At first glance, it looks like a whuppin’ of major proportions.
When the Fraser Institute, Canada’s leading think tank, released its annual ranking of high schools in Canada, it showed that seven of the best schools in Halton are in Oakville and only two in Burlington. Milton had one in the top 10.
If Burlington schools ever took that bad a thumping from their neighbors to the east on the football field, they’d likely hang up their cleats and try something a little daintier like tiddleywinks!
However, superintendents with both the Halton District School Board and Halton Catholic District School Board say they are not about to panic about any remote possibility Burlington teens would attempt a mad rush to transfer to schools in Oakville.
The Institute’s Report Card, which also ran in a recent edition of The Toronto Sun, placed Oakville-Trafalgar high school at the top of the list in Halton, with Iroquois Ridge, White Oaks, Abbey Park, St. Ignatius of Loyola, Garth Webb and Thomas A. Blakelock also in the top 10.
Burlington’s only two placements in the top 10 were Nelson high school at number 6 and Corpus Christi at number 9. Bishop Reding high school of Milton was in fifth position.
The rankings are based on seven academic indicators from results of annual provincewide math and literacy tests.
The Institute says the report assists parents when they choose a school for their children and encourages and assists all those seeking to improve their schools.
Julie Hunt Gibbons, superintendent of secondary program & student success for the Halton District School Board, said the board doesn’t put a lot of credence in the report because it presents only one small piece of the puzzle related to student success.
“They rank schools they have never set foot in,” she said. “Schools are much more than their Education Quality and Accountability Office (EQAO) results.”
Hunt Gibbons said the tests provide a snapshot but not a full picture and, in fact, paint an incomplete and distorted picture.
“Even EQAO acknowledges this,” she said.
“We do not believe that EQAO data should be used as the only piece of information by which to make a judgment about a school.
“In our view, it is important that parents and the public alike consider a wide range of achievement data (e.g., report cards) and other school factors (e.g., demographics, cultures of learning, teaching practices, teachers’ professional development opportunities and parents’ involvement in learning at home).
“We have 18 high schools and we value all of them.” she concluded.
What makes the rankings all the more curious is that Burlington’s Robert Bateman high school finished 26th out of 28 in Halton, including schools in the Catholic system, yet it had the top three high school graduates in the region last year.

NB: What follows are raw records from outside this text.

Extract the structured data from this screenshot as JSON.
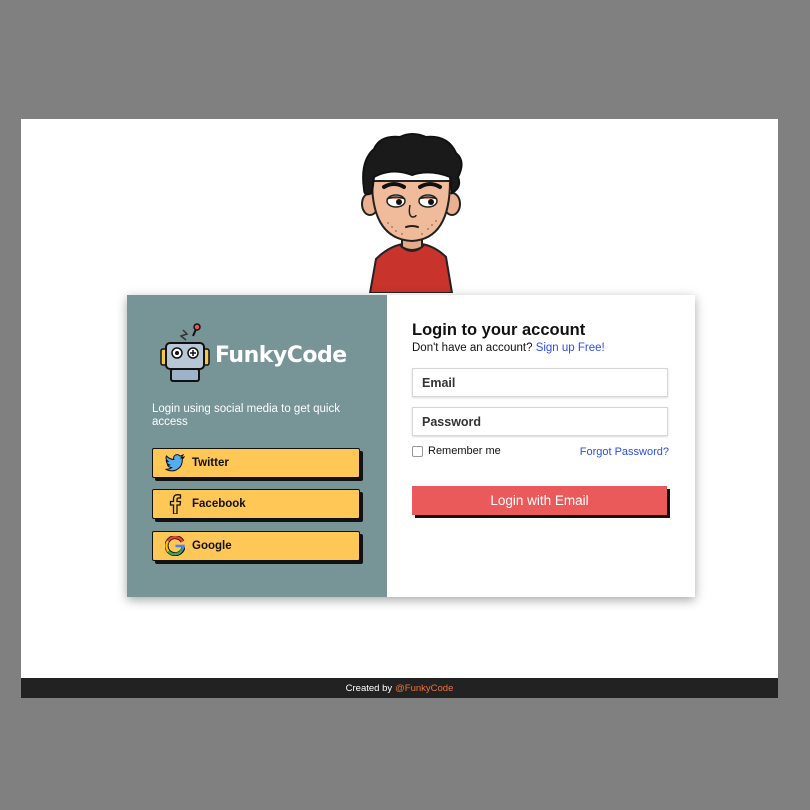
{
  "brand": {
    "name": "FunkyCode",
    "logo_icon": "robot-logo"
  },
  "social": {
    "tagline": "Login using social media to get quick access",
    "buttons": [
      {
        "label": "Twitter",
        "icon": "twitter-icon"
      },
      {
        "label": "Facebook",
        "icon": "facebook-icon"
      },
      {
        "label": "Google",
        "icon": "google-icon"
      }
    ]
  },
  "login": {
    "title": "Login to your account",
    "no_account_text": "Don't have an account?",
    "signup_link": "Sign up Free!",
    "email_placeholder": "Email",
    "email_value": "",
    "password_placeholder": "Password",
    "password_value": "",
    "remember_label": "Remember me",
    "forgot_link": "Forgot Password?",
    "submit_label": "Login with Email"
  },
  "footer": {
    "created_by": "Created by",
    "author_link": "@FunkyCode"
  },
  "colors": {
    "background": "#808080",
    "left_panel": "#779496",
    "social_button": "#fec756",
    "login_button": "#ea5a5a",
    "link": "#2a4fe8",
    "footer_bg": "#222222",
    "footer_link": "#f0703c"
  }
}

Alex Bie, with a near perfect percentage of 99.67, was the top graduate. Ben Liu and Tom Xu were very close behind, tied at 99.17.
Bateman, along with Notre Dame, Aldershot and M.M.Robinson of Burlington placed among the bottom five in Halton, based on the test results. They were ahead of only Acton high school.
Anna Prkacin, superintendent of education for curriculum services with the Halton District School Board, said her board doesn’t look at EQAO test scores alone either.
“The ranking is based solely on academic achievement,” she said. “There’s much more that contributes to the success of a school.
“It’s a pretty isolated shot of a student or even a school board, for that matter.”
Prkacin even questions if academic achievement even can be determined by nothing more than testing.
“The Ontario Catholic Graduate Expectations guides the formation of our students. We look at achieving, believing and belonging. Developing the whole student is the focus of our board.
“I’ve never looked at it as a Burlington-Oakville situation.”
The Expectations, created by the Ontario Institute for Catholic Education, are used as a framework for designing Ontario Catholic curriculum, in the development of youth leadership, teacher education and administrative programs and to support the work of local board initiatives.
“There are some very good schools in Halton that may not have the highest performance in tests,” Prkacin pointed out. “But we’re always looking at improving and wanting to be better.”